The anticipated upgrade cycle for computers, prompted by Microsoft's cessation of support for Windows 10 and the shift to Windows 11, has progressed more slowly than expected. HP CEO Enrique Lores commented, "Given that the Windows 11 transition has not accelerated as quickly as previous industry shifts, we anticipate that the effects of the upgrade will be more noticeable in 2025."
On a positive note for Dell, its AI server division has shown significant growth, with revenue in the servers and networking segment soaring by 58% due to increased demand from cloud companies eager to leverage AI technologies. At least three analysts have raised their price targets for both Dell and HP, while one brokerage has lowered the price targets for each stock.
However, some analysts cautioned that a delayed rollout of Nvidia's next-generation AI chip could negatively impact Dell's sales and profit margins.
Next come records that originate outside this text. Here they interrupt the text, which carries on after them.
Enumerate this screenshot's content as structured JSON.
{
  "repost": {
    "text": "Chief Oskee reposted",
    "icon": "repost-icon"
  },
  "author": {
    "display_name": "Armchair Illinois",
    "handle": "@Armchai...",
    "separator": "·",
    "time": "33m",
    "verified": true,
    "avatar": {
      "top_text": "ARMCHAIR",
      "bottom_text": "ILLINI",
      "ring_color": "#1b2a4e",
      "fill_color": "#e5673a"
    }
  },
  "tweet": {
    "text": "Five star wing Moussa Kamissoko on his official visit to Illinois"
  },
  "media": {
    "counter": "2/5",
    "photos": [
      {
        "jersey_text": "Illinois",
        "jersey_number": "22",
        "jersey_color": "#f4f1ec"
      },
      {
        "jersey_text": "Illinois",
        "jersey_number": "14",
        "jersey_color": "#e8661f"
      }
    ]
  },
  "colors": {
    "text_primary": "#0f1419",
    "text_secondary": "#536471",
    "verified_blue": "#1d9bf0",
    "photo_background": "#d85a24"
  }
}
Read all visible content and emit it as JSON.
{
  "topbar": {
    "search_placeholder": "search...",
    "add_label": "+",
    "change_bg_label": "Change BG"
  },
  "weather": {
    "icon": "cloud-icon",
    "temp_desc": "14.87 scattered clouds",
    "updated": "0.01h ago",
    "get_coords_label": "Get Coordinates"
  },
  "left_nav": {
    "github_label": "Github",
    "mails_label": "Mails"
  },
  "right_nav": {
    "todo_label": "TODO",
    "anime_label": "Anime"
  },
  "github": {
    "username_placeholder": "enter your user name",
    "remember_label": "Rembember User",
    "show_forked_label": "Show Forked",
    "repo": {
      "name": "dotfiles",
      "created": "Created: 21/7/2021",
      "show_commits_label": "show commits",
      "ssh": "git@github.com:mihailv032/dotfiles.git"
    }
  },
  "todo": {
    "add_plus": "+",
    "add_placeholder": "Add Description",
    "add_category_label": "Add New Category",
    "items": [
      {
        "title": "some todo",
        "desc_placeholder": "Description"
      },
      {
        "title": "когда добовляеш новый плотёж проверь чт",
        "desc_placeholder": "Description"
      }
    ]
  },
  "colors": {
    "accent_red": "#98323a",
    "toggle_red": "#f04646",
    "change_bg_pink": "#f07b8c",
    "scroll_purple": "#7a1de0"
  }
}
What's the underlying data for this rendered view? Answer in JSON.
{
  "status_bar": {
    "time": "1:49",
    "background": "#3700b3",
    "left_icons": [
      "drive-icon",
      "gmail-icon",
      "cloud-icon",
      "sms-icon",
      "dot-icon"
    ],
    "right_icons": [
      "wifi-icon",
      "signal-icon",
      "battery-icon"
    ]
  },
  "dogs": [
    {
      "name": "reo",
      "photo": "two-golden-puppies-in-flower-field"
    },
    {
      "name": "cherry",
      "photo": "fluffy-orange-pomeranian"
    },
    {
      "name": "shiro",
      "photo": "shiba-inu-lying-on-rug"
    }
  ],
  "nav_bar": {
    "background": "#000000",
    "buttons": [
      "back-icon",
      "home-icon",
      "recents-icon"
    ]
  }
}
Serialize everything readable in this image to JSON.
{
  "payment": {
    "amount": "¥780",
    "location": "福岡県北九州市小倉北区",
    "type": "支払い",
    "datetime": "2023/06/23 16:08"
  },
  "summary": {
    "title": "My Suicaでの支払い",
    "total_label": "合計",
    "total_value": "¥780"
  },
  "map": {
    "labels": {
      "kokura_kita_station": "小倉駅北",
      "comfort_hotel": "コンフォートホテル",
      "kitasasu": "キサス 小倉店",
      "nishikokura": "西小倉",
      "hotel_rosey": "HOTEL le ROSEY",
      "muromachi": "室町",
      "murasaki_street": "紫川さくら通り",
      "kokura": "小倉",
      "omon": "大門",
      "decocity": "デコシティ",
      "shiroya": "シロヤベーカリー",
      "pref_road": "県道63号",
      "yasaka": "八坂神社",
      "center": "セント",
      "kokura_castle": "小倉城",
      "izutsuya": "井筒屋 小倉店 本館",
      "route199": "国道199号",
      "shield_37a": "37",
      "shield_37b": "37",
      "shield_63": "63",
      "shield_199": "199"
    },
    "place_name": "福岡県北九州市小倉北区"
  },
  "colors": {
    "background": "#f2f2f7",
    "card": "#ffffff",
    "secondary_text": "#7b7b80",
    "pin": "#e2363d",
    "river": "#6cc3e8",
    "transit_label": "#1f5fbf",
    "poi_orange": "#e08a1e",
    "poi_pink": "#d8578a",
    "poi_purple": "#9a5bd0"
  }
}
A design issue with the Blackwell chips, coupled with limited manufacturing capacity for advanced semiconductors at TSMC, has hindered Nvidia's ability to increase production of its highly anticipated processors.
Barclays analysts observed that the transition to Blackwell may impact Dell's revenue timeline. They raised concerns that the implementation of these Blackwell systems could potentially reduce the gross margin percentage. Comparatively, HP shares are currently valued at 10.84 times analysts' profit projections, while Dell's shares are at 15.51 times and Microsoft's at 30.94 times.